The Value of Burndown Charts

Burndown gives you a robust way to figure out when your project will actually finish. It’s a core part of scrum, but really a lot of project managers can get value from using this technique.

Burndown is valuable because we know people are generally bad at estimating completion dates, so any estimation technique that contributes an objective estimate should be useful. If you already have a Gantt-based schedule, then burndown is likely a complement rather than a substitute for it because the two methods are fundamentally different, but are both help answer the same question – when will we finish?

Burndown hinges on a very simple equation:

Rate of change in work = New work added – work completed

There are two basic outcomes of this equation. If you’re adding more work than you’re completing, then the completion of the project is still some way off. If you’re completing more work than your adding, then you are on the way to being done, and burndown charting can give you an estimate of how close the endpoint is.

As with anything apparently simple, the challenges are simplified away. Here the main challenges are:

1. Ensuring that all work is defined at a similar level (for example work in a software project might be defined as a bug)

2. Ensuring that you actually have a way to measure when new work is added and existing work is completed.

And of the 2 items above (1) is actually much harder than (2). With any decent tracking system (2) should be straightforward, but on (1) work items will never actually be truly equal, for example I mentioned software bugs as a common unit to measure in, but of course not all bugs are equal, some can be fixed in 10 minutes, others may take weeks or longer.
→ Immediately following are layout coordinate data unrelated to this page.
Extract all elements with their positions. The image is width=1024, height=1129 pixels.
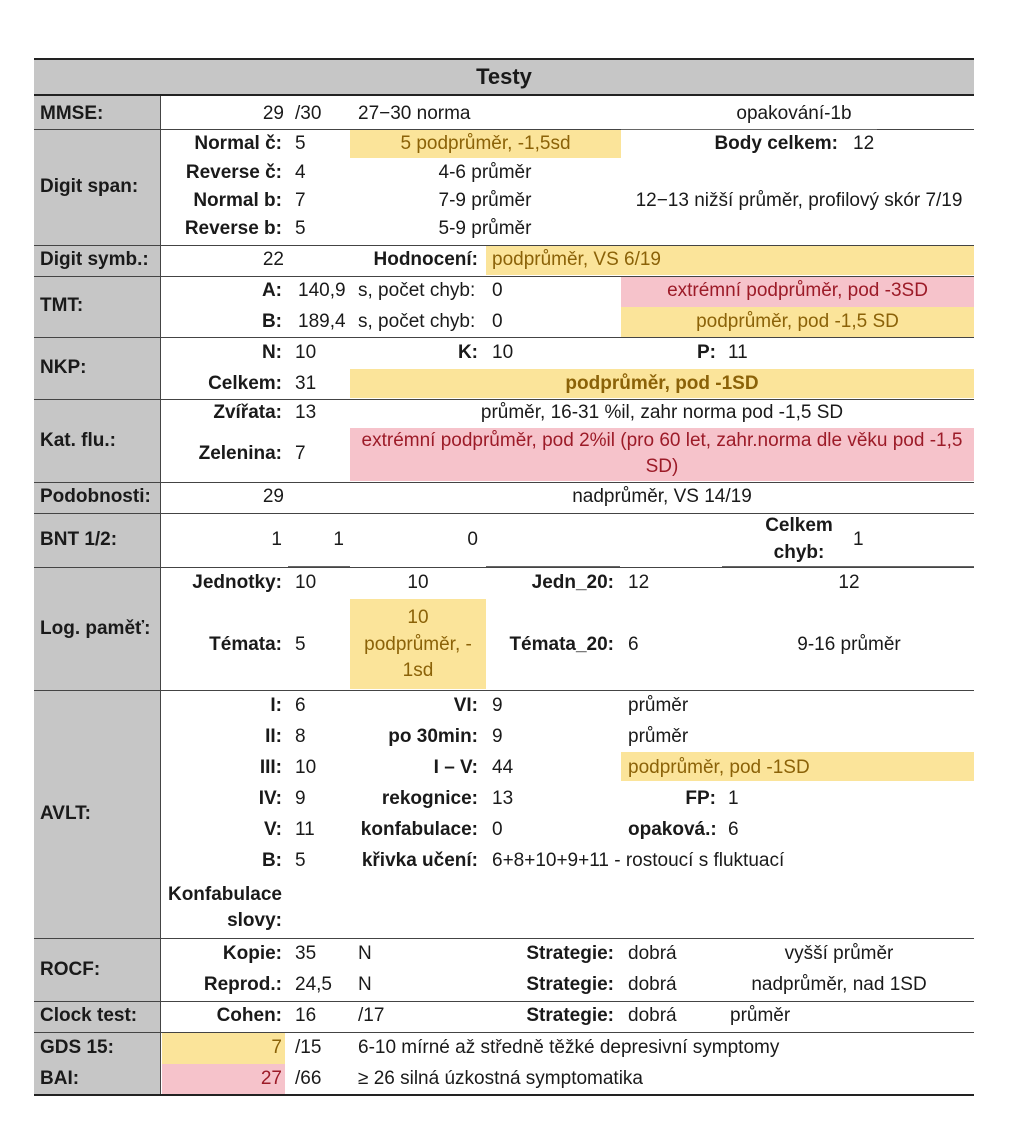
clock-strat-label: Strategie: bbox=[526, 1005, 614, 1026]
gds-eval: 6-10 mírné až středně těžké depresivní symptomy bbox=[358, 1037, 780, 1058]
section-divider bbox=[34, 567, 974, 568]
avlt-note: podprůměr, pod -1SD bbox=[628, 757, 810, 778]
nkp-total-label: Celkem: bbox=[208, 373, 282, 394]
clock-eval: průměr bbox=[730, 1005, 791, 1026]
gds-max: /15 bbox=[295, 1037, 322, 1058]
avlt-note: průměr bbox=[628, 726, 689, 747]
clock-max: /17 bbox=[358, 1005, 385, 1026]
avlt-l2: rekognice: bbox=[381, 788, 478, 809]
label-tmt: TMT: bbox=[40, 295, 84, 316]
ds-reverse-c-value: 4 bbox=[295, 162, 306, 183]
katflu-veg-eval-1: extrémní podprůměr, pod 2%il (pro 60 let, zahr.norma dle věku pod -1,5 bbox=[361, 430, 963, 451]
lp-themes-value: 5 bbox=[295, 634, 306, 655]
section-label-column bbox=[34, 96, 161, 1096]
avlt-v2: 9 bbox=[492, 726, 503, 747]
podobnosti-eval: nadprůměr, VS 14/19 bbox=[572, 486, 752, 507]
ds-reverse-c-label: Reverse č: bbox=[185, 162, 282, 183]
label-digit-span: Digit span: bbox=[40, 176, 139, 197]
avlt-note: průměr bbox=[628, 695, 689, 716]
avlt-v2: 44 bbox=[492, 757, 514, 778]
bnt-total-label-1: Celkem bbox=[765, 515, 833, 536]
lp-themes-eval-1: 10 bbox=[407, 607, 429, 628]
lp-themes20-label: Témata_20: bbox=[509, 634, 614, 655]
avlt-l1: II: bbox=[265, 726, 282, 747]
rocf-repro-strat: dobrá bbox=[628, 974, 677, 995]
rocf-copy-strat: dobrá bbox=[628, 943, 677, 964]
label-kat-flu: Kat. flu.: bbox=[40, 430, 116, 451]
lp-themes-label: Témata: bbox=[209, 634, 282, 655]
avlt-v3: 6 bbox=[728, 819, 739, 840]
lp-themes20-value: 6 bbox=[628, 634, 639, 655]
avlt-konf-label-2: slovy: bbox=[227, 910, 282, 931]
rocf-copy-n: N bbox=[358, 943, 372, 964]
tmt-a-value: 140,9 bbox=[298, 280, 346, 301]
label-mmse: MMSE: bbox=[40, 103, 104, 124]
avlt-l3: FP: bbox=[685, 788, 716, 809]
avlt-l1: III: bbox=[259, 757, 282, 778]
katflu-animals-eval: průměr, 16-31 %il, zahr norma pod -1,5 SD bbox=[480, 402, 844, 423]
label-digit-symb: Digit symb.: bbox=[40, 249, 149, 270]
lp-units20-value: 12 bbox=[628, 572, 650, 593]
dsymb-eval: podprůměr, VS 6/19 bbox=[492, 249, 661, 270]
nkp-p-value: 11 bbox=[728, 342, 748, 363]
label-bai: BAI: bbox=[40, 1068, 80, 1089]
tmt-b-eval: podprůměr, pod -1,5 SD bbox=[696, 311, 899, 332]
section-divider bbox=[34, 1001, 974, 1002]
bnt-v3: 0 bbox=[467, 529, 478, 550]
nkp-p-label: P: bbox=[697, 342, 716, 363]
dsymb-eval-label: Hodnocení: bbox=[373, 249, 478, 270]
rocf-repro-value: 24,5 bbox=[295, 974, 332, 995]
lp-themes-eval-2: podprůměr, - bbox=[364, 634, 472, 655]
label-podobnosti: Podobnosti: bbox=[40, 486, 151, 507]
katflu-veg-eval-2: SD) bbox=[645, 456, 679, 477]
lp-units-value-2: 10 bbox=[407, 572, 429, 593]
gds-value: 7 bbox=[271, 1037, 282, 1058]
avlt-v3: 1 bbox=[728, 788, 739, 809]
rocf-repro-label: Reprod.: bbox=[203, 974, 282, 995]
avlt-l1: I: bbox=[270, 695, 282, 716]
avlt-v1: 10 bbox=[295, 757, 317, 778]
avlt-l2: křivka učení: bbox=[361, 850, 478, 871]
mmse-max: /30 bbox=[295, 103, 322, 124]
ds-normal-c-label: Normal č: bbox=[194, 133, 282, 154]
avlt-v1: 5 bbox=[295, 850, 306, 871]
section-divider bbox=[34, 513, 974, 514]
nkp-k-value: 10 bbox=[492, 342, 514, 363]
avlt-v2: 0 bbox=[492, 819, 503, 840]
table-bottom-rule bbox=[34, 1094, 974, 1096]
avlt-l2: po 30min: bbox=[388, 726, 478, 747]
nkp-n-value: 10 bbox=[295, 342, 317, 363]
label-log-pamet: Log. paměť: bbox=[40, 618, 151, 639]
nkp-k-label: K: bbox=[457, 342, 478, 363]
tmt-a-errors: 0 bbox=[492, 280, 503, 301]
clock-sub-label: Cohen: bbox=[216, 1005, 282, 1026]
ds-normal-b-label: Normal b: bbox=[193, 190, 282, 211]
inner-rule bbox=[722, 566, 974, 567]
tmt-a-unit: s, počet chyb: bbox=[358, 280, 476, 301]
avlt-v2: 13 bbox=[492, 788, 514, 809]
lp-units20-label: Jedn_20: bbox=[531, 572, 614, 593]
section-divider bbox=[34, 399, 974, 400]
rocf-copy-strat-label: Strategie: bbox=[526, 943, 614, 964]
rocf-copy-eval: vyšší průměr bbox=[784, 943, 894, 964]
section-divider bbox=[34, 690, 974, 691]
section-divider bbox=[34, 938, 974, 939]
avlt-l1: V: bbox=[264, 819, 282, 840]
table-title: Testy bbox=[34, 58, 974, 96]
bai-max: /66 bbox=[295, 1068, 322, 1089]
avlt-v1: 6 bbox=[295, 695, 306, 716]
label-bnt: BNT 1/2: bbox=[40, 529, 118, 550]
ds-reverse-b-label: Reverse b: bbox=[184, 218, 282, 239]
dsymb-value: 22 bbox=[262, 249, 284, 270]
rocf-copy-value: 35 bbox=[295, 943, 317, 964]
avlt-l2: konfabulace: bbox=[360, 819, 478, 840]
inner-rule bbox=[486, 566, 620, 567]
avlt-l1: IV: bbox=[258, 788, 282, 809]
lp-themes-eval-3: 1sd bbox=[402, 660, 434, 681]
avlt-l3: opaková.: bbox=[628, 819, 717, 840]
katflu-animals-label: Zvířata: bbox=[213, 402, 282, 423]
avlt-v1: 11 bbox=[295, 819, 315, 840]
bnt-total: 1 bbox=[853, 529, 864, 550]
mmse-norm: 27−30 norma bbox=[358, 103, 471, 124]
lp-themes20-eval: 9-16 průměr bbox=[797, 634, 901, 655]
katflu-animals-value: 13 bbox=[295, 402, 317, 423]
avlt-v2: 9 bbox=[492, 695, 503, 716]
rocf-repro-n: N bbox=[358, 974, 372, 995]
nkp-eval: podprůměr, pod -1SD bbox=[565, 373, 759, 394]
ds-normal-c-value: 5 bbox=[295, 133, 306, 154]
label-gds: GDS 15: bbox=[40, 1037, 114, 1058]
tmt-b-label: B: bbox=[261, 311, 282, 332]
avlt-v2: 6+8+10+9+11 - rostoucí s fluktuací bbox=[492, 850, 785, 871]
tmt-b-errors: 0 bbox=[492, 311, 503, 332]
bai-eval: ≥ 26 silná úzkostná symptomatika bbox=[358, 1068, 643, 1089]
tmt-a-eval: extrémní podprůměr, pod -3SD bbox=[667, 280, 928, 301]
clock-strat: dobrá bbox=[628, 1005, 677, 1026]
bai-value: 27 bbox=[260, 1068, 282, 1089]
lp-units-value: 10 bbox=[295, 572, 317, 593]
label-clock: Clock test: bbox=[40, 1005, 138, 1026]
avlt-l1: B: bbox=[261, 850, 282, 871]
mmse-score: 29 bbox=[262, 103, 284, 124]
label-nkp: NKP: bbox=[40, 357, 87, 378]
rocf-copy-label: Kopie: bbox=[222, 943, 282, 964]
ds-total-eval: 12−13 nižší průměr, profilový skór 7/19 bbox=[635, 190, 963, 211]
inner-rule bbox=[288, 566, 350, 567]
lp-units20-value-2: 12 bbox=[838, 572, 860, 593]
label-avlt: AVLT: bbox=[40, 803, 92, 824]
nkp-total-value: 31 bbox=[295, 373, 317, 394]
podobnosti-value: 29 bbox=[262, 486, 284, 507]
section-divider bbox=[34, 482, 974, 483]
bnt-v1: 1 bbox=[271, 529, 282, 550]
ds-total-label: Body celkem: bbox=[714, 133, 838, 154]
avlt-konf-label-1: Konfabulace bbox=[167, 884, 282, 905]
avlt-v1: 8 bbox=[295, 726, 306, 747]
inner-rule bbox=[621, 129, 877, 130]
rocf-repro-strat-label: Strategie: bbox=[526, 974, 614, 995]
katflu-veg-value: 7 bbox=[295, 443, 306, 464]
section-divider bbox=[34, 337, 974, 338]
tmt-b-value: 189,4 bbox=[298, 311, 346, 332]
tmt-a-label: A: bbox=[261, 280, 282, 301]
ds-normal-c-eval: 5 podprůměr, -1,5sd bbox=[400, 133, 571, 154]
rocf-repro-eval: nadprůměr, nad 1SD bbox=[751, 974, 927, 995]
katflu-veg-label: Zelenina: bbox=[198, 443, 282, 464]
ds-reverse-b-eval: 5-9 průměr bbox=[438, 218, 532, 239]
nkp-n-label: N: bbox=[261, 342, 282, 363]
avlt-v1: 9 bbox=[295, 788, 306, 809]
mmse-note: opakování-1b bbox=[736, 103, 852, 124]
bnt-total-label-2: chyb: bbox=[773, 542, 825, 563]
bnt-v2: 1 bbox=[333, 529, 344, 550]
ds-normal-b-eval: 7-9 průměr bbox=[438, 190, 532, 211]
tmt-b-unit: s, počet chyb: bbox=[358, 311, 476, 332]
avlt-l2: VI: bbox=[453, 695, 478, 716]
clock-value: 16 bbox=[295, 1005, 317, 1026]
ds-reverse-c-eval: 4-6 průměr bbox=[438, 162, 532, 183]
test-results-table bbox=[34, 58, 974, 1096]
ds-normal-b-value: 7 bbox=[295, 190, 306, 211]
ds-reverse-b-value: 5 bbox=[295, 218, 306, 239]
avlt-l2: I – V: bbox=[433, 757, 478, 778]
label-rocf: ROCF: bbox=[40, 959, 101, 980]
ds-total-value: 12 bbox=[853, 133, 875, 154]
lp-units-label: Jednotky: bbox=[192, 572, 282, 593]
Then generically any project has 3 phases.

  • Phase 1 – planning: work items flat or increasing
  • Phase 2 – core execution: work items increasing
  • Phase 3 – approaching finish – work items decreasing

The diagram above gives an indication of what this looks like over the life of a project, though of course no project is ever quite this pure.

Burndown is most interesting/useful in the final phase (the downward slope) because that’s when the estimates have most forecasting value.

Example 1

50 work items outstanding

1 work item being added each day (on average)

11 work items being done each day (on average)

So, net 10 items are being done each day and the project should be done in 5 working days (i.e. 50/10).

Example 2

200 work items outstanding

10 work items being added each day (on average)

15 work items being done each day (on average)

So, net 5 items are being done each day and the project should be done in 40 working days (i.e. 200/5).

The examples above also imply that burndown only tells you when the stock of existing work will hit zero. Obviously, if work is continually added to the list each day, the project will never be done, because the stock will be at zero at the end of each day, but then tomorrow more work will come in.

So that, in essence, is burndown charting. If you’re not currently using it and have a large number of similar work items on your project (or sub-project) then it’s a useful technique to experiment with.